Satellite-Based Solar Radiation & Grid Congestion Analysis Project
AI & Data
Semester programme:AI, Machine Learning & Data
Research group:Sustainable Data & AI Application
Project group members:Nikola Momchilov
Priyanka Darbari
Hanh Truong
Ahn Huynh
Mohammed Aslan
Project description
The project explores whether you can look at a city from space and figure out where the electricity grid is struggling. As more people install solar panels, some parts of the grid get overloaded because the infrastructure was never designed for the flow of electricity.
Using satellite images, public data, and machine learning, the project predicts which areas in Amsterdam face the highest risk of grid congestion, and then uses solar radiation data to explain why those areas are under stress.
Context
The project is a data science and AI application in the energy domain. It combines satellite imagery, geospatial data processing, and machine learning to solve a real-world classification problem: predicting grid congestion risk from publicly available spatial data.

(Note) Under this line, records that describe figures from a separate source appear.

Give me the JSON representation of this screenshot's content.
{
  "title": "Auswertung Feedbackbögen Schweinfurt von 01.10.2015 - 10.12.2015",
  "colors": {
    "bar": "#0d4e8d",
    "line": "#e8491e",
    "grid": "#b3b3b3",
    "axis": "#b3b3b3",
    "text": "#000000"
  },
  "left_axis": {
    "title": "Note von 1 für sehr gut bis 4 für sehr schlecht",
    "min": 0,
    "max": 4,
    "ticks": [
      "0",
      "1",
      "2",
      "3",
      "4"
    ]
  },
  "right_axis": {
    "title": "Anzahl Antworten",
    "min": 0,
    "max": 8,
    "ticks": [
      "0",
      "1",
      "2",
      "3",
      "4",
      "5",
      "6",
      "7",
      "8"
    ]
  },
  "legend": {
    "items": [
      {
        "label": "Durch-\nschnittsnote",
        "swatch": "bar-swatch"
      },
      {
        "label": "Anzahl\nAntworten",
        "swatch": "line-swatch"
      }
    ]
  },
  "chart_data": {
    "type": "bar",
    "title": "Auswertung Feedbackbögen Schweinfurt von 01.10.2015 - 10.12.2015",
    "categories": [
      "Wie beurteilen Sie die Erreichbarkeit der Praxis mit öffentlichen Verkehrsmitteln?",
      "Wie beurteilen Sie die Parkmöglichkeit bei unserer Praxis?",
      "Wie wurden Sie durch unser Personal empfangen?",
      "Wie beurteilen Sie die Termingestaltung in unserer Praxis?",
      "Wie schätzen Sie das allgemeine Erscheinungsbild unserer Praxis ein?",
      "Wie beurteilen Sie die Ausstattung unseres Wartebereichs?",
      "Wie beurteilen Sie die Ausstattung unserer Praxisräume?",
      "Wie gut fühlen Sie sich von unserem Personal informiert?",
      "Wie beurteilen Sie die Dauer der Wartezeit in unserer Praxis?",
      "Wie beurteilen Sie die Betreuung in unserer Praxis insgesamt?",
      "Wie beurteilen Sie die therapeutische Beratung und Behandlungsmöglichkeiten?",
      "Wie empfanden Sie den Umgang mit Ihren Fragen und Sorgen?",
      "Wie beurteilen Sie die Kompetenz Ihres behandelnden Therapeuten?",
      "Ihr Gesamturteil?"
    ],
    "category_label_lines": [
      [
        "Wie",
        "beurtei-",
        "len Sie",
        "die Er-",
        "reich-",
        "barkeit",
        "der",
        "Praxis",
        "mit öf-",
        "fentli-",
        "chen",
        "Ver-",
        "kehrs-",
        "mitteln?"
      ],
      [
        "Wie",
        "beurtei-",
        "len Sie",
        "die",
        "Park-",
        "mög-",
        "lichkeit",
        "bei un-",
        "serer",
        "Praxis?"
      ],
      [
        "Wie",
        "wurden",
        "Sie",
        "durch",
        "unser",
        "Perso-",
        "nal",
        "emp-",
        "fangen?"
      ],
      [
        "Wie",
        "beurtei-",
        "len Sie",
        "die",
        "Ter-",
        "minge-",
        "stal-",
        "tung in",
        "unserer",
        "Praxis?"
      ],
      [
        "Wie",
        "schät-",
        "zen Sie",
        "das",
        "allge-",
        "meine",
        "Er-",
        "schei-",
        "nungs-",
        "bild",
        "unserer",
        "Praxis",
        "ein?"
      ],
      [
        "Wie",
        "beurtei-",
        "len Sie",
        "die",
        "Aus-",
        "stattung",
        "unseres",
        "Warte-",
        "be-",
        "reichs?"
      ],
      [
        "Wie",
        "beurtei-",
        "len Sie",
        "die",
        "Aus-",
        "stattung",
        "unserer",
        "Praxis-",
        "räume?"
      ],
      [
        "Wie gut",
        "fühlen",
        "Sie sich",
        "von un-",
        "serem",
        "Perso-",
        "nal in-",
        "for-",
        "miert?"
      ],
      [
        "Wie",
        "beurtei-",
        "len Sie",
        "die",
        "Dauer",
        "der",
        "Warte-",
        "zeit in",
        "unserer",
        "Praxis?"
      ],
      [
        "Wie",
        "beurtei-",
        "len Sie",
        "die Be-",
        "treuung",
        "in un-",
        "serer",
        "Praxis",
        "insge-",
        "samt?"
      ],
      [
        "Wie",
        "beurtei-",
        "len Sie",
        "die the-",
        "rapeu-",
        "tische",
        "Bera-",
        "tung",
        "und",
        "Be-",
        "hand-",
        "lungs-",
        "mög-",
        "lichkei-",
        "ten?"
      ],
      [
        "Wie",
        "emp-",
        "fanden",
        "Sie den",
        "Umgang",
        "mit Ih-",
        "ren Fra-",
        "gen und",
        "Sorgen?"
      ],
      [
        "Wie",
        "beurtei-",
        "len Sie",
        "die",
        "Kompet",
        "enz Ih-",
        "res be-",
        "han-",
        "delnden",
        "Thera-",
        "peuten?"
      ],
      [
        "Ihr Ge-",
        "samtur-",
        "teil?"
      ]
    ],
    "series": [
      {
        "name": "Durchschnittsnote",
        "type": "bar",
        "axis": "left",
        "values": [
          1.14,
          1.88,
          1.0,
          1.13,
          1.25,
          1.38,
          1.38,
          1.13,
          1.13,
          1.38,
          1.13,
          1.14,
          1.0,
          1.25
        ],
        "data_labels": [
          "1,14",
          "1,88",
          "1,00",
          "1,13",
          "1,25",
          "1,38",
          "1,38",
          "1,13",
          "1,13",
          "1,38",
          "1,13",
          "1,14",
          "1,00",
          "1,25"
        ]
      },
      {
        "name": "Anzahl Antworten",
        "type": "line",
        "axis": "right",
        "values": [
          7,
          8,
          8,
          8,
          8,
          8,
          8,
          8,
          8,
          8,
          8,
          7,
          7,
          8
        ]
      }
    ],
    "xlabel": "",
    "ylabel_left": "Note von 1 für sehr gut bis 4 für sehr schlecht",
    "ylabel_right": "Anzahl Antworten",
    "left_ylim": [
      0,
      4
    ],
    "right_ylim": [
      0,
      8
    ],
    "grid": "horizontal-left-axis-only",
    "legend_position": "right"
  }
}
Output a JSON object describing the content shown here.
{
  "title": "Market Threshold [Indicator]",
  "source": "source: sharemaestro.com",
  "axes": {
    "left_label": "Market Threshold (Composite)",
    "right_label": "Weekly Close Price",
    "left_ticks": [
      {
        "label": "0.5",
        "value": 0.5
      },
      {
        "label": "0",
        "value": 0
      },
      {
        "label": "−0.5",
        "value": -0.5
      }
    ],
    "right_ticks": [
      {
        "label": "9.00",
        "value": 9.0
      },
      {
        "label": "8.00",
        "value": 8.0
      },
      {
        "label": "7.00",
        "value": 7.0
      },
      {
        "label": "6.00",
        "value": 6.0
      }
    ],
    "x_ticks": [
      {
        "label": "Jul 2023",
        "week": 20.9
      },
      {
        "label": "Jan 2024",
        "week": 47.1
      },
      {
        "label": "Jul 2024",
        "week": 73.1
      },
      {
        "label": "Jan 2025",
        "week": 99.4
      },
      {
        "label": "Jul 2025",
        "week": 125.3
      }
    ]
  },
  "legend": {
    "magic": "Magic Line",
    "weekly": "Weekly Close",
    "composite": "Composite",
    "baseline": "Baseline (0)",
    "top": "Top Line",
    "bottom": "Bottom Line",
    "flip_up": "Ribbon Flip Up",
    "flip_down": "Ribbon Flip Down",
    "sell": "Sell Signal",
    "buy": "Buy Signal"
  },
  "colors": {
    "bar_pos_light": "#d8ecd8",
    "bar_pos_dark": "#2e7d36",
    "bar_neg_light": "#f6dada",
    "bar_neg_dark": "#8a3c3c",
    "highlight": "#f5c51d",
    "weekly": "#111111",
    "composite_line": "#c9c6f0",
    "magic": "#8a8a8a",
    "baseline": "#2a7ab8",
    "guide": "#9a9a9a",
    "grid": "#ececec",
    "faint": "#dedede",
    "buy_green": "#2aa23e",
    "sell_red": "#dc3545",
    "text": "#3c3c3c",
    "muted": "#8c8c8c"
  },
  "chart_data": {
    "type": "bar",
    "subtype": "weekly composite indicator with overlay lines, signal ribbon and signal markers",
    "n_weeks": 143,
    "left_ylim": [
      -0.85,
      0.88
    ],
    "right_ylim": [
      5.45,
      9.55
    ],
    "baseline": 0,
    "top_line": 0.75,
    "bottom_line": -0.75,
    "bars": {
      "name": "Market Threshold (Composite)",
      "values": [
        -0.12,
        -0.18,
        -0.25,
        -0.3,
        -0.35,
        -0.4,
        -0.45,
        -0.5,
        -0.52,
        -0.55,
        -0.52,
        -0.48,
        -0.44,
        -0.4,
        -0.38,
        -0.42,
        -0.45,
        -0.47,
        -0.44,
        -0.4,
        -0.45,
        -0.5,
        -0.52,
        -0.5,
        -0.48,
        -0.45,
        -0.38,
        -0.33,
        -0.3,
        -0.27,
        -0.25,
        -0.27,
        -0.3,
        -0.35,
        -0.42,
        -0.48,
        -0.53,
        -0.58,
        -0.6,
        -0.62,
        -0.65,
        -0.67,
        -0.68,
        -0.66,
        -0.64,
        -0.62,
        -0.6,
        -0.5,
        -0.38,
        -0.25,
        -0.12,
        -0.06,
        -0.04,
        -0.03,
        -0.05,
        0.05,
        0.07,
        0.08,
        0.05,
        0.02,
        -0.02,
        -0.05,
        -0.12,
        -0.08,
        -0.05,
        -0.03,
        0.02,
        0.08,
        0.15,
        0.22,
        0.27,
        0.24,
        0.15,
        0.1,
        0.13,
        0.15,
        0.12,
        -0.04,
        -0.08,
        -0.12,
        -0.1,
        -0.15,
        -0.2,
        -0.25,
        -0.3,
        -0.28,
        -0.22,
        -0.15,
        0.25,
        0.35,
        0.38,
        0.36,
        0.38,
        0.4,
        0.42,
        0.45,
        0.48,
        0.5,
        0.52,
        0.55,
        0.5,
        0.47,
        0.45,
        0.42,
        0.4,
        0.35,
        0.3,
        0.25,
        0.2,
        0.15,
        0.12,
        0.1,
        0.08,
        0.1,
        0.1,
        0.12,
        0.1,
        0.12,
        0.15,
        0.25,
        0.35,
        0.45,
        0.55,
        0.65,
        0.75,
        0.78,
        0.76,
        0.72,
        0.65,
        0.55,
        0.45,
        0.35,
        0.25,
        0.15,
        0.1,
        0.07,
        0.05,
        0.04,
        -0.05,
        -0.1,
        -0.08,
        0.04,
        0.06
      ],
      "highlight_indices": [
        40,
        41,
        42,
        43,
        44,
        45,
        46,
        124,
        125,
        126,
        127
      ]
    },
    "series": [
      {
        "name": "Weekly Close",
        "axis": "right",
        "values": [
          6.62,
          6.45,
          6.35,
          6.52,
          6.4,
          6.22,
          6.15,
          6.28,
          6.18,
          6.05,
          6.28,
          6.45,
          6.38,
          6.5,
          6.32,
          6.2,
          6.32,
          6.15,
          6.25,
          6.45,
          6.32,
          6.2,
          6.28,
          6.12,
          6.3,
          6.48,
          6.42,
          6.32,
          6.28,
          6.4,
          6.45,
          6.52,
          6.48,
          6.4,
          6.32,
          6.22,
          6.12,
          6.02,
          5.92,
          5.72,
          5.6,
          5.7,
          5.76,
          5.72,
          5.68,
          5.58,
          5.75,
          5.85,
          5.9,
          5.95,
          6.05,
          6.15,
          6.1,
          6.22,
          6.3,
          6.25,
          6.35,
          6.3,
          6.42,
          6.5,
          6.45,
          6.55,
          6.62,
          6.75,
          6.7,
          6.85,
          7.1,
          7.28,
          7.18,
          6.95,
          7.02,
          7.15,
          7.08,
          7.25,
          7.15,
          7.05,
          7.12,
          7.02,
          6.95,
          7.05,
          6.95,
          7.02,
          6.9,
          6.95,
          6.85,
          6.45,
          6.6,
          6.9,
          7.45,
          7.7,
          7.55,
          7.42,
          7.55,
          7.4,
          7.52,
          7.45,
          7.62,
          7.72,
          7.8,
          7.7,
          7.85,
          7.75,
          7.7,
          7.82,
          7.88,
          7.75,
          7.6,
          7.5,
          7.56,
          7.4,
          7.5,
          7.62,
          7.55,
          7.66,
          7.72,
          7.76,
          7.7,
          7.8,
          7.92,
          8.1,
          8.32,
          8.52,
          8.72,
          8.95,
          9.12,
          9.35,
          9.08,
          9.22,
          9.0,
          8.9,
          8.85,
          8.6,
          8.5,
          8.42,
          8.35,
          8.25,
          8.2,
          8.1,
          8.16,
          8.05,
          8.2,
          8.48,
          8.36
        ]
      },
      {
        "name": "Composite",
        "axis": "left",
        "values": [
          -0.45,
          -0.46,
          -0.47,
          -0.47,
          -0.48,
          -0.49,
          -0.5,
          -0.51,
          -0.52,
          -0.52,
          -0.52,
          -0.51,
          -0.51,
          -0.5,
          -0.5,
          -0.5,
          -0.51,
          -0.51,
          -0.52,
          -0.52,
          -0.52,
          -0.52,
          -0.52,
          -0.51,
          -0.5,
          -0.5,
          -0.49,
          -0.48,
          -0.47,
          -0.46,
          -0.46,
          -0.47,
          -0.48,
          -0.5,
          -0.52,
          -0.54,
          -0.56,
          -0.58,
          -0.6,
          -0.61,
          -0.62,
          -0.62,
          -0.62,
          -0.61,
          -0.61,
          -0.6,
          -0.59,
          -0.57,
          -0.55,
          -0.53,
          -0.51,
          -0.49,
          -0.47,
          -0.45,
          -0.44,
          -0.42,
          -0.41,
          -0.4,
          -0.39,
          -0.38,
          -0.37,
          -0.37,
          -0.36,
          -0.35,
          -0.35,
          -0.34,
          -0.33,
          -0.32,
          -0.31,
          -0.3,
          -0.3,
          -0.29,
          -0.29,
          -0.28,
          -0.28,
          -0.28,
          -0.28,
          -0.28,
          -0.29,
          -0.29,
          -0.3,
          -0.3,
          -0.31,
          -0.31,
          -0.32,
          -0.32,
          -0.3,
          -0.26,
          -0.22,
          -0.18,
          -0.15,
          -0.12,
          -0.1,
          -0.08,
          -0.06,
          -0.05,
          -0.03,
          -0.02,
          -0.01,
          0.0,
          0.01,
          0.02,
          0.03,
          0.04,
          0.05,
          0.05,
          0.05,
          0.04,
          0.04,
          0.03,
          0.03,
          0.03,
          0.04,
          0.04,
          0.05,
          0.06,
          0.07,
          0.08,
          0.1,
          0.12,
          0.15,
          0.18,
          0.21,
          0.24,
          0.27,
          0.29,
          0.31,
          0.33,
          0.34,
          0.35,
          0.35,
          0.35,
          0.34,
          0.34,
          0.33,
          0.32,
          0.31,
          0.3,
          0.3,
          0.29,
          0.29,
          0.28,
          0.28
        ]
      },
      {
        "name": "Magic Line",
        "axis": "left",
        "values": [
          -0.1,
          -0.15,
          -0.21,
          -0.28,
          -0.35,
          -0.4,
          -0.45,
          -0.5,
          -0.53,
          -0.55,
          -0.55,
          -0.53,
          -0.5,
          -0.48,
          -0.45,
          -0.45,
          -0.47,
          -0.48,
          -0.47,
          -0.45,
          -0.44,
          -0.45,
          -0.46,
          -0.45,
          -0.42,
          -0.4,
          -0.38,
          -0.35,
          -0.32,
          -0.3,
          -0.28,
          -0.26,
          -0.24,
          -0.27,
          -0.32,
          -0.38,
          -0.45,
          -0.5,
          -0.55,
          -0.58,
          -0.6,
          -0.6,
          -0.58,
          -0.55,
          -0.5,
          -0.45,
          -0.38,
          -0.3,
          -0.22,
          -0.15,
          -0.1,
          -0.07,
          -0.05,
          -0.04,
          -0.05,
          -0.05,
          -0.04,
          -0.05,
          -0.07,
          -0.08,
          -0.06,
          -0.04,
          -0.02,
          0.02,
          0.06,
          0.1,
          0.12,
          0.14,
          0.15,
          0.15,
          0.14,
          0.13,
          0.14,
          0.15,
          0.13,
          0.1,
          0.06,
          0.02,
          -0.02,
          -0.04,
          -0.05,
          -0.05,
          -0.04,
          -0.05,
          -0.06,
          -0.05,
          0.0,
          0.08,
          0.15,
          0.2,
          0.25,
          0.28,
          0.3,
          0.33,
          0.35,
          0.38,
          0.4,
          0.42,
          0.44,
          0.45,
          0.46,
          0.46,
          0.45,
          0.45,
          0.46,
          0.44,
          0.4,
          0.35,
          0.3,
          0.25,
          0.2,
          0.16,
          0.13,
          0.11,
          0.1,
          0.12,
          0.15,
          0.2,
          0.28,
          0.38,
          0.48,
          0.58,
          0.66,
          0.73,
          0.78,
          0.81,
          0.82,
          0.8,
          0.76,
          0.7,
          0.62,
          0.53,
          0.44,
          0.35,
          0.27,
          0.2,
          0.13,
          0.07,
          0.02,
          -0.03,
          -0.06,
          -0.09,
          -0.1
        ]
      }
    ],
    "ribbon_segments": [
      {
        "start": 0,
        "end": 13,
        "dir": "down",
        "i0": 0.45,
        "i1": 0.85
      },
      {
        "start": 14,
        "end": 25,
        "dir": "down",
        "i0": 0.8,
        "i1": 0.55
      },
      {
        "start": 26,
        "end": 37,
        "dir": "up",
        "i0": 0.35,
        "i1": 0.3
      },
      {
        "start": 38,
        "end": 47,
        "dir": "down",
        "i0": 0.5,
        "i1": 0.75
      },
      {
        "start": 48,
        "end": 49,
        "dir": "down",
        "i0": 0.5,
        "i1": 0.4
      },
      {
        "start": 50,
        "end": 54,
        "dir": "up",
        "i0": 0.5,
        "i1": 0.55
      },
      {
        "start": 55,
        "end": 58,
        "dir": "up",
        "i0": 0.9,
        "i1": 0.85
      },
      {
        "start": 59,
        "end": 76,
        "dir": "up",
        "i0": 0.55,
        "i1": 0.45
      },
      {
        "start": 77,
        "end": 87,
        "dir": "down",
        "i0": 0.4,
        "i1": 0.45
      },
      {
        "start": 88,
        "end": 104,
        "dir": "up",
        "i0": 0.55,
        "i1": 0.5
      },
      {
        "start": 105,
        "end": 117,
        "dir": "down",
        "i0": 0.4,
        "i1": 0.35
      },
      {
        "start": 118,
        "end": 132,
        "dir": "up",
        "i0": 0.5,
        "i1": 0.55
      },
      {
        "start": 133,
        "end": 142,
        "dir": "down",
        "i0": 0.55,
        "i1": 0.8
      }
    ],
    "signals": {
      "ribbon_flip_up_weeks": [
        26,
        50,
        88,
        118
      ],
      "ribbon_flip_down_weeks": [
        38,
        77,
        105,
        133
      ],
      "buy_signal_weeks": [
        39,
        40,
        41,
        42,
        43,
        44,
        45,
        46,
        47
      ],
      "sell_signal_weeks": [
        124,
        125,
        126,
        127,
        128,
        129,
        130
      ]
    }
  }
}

The work involves processing multispectral satellite images, extracting features through spectral indices, integrating multiple open datasets (CBS statistics, Liander energy data, EUMETSAT radiation data), and training a supervised learning model to classify areas by risk level. It falls within the HBO-ICT field of applied AI and data engineering, using Python, Jupyter notebooks, and web technologies to turn raw satellite and tabular data into an interactive analytical tool.
Results
Product Outcomes
The project delivers a complete AI pipeline that predicts electricity grid congestion risk from satellite imagery and public spatial data. A machine learning model analyses Sentinel-2 satellite images of Amsterdam, extracts spatial features like vegetation density and urban surface cover, and combines them with demographic statistics to classify each 1x1 km area as low, medium, or high congestion risk. A second pipeline estimates solar radiation from Meteosat weather satellite data and overlays it on the same map. The results are presented through an interactive web application where users can explore congestion risk, solar radiation patterns, and the underlying spatial factors for any area in the study region.
Key Insights
The central finding is that solar radiation is identical across all of Amsterdam. Every neighbourhood receives the same amount of sunlight. Yet congestion risk varies dramatically between areas. This proves that grid overload is not a natural resource problem but a human infrastructure problem: it depends on how many solar panels people install and how much electricity they consume, not on how much sun their neighbourhood gets.
The combined analysis classifies congestion zones into two types: areas where the grid is overloaded by electricity demand, and areas where the grid is overloaded by solar panels feeding power back into cables that were not designed for it. Each type requires a fundamentally different investment strategy, and the tool identifies which solution fits which area.
Validation
The model achieves an F1 score of 0.578 on cross-validation and 0.55 on temporally held-out satellite data, confirming it learns real spatial patterns rather than noise. Predictions show broad spatial agreement with the official Dutch grid capacity map published by Netbeheer Nederland. Radiation values are consistent with national reference measurements. All analysis uses only publicly available data and open-source tools, making the methodology fully reproducible.
TRL Positioning
The project is positioned at TRL 4: technology validated in a laboratory environment using real data. Two working pipelines process actual satellite imagery and climate data for Amsterdam, producing validated spatial predictions. An interactive prototype demonstrates how the outputs can support energy planning decisions. The path to TRL 5 involves evaluation by grid operators and testing the methodology on additional cities to confirm it generalises beyond Amsterdam.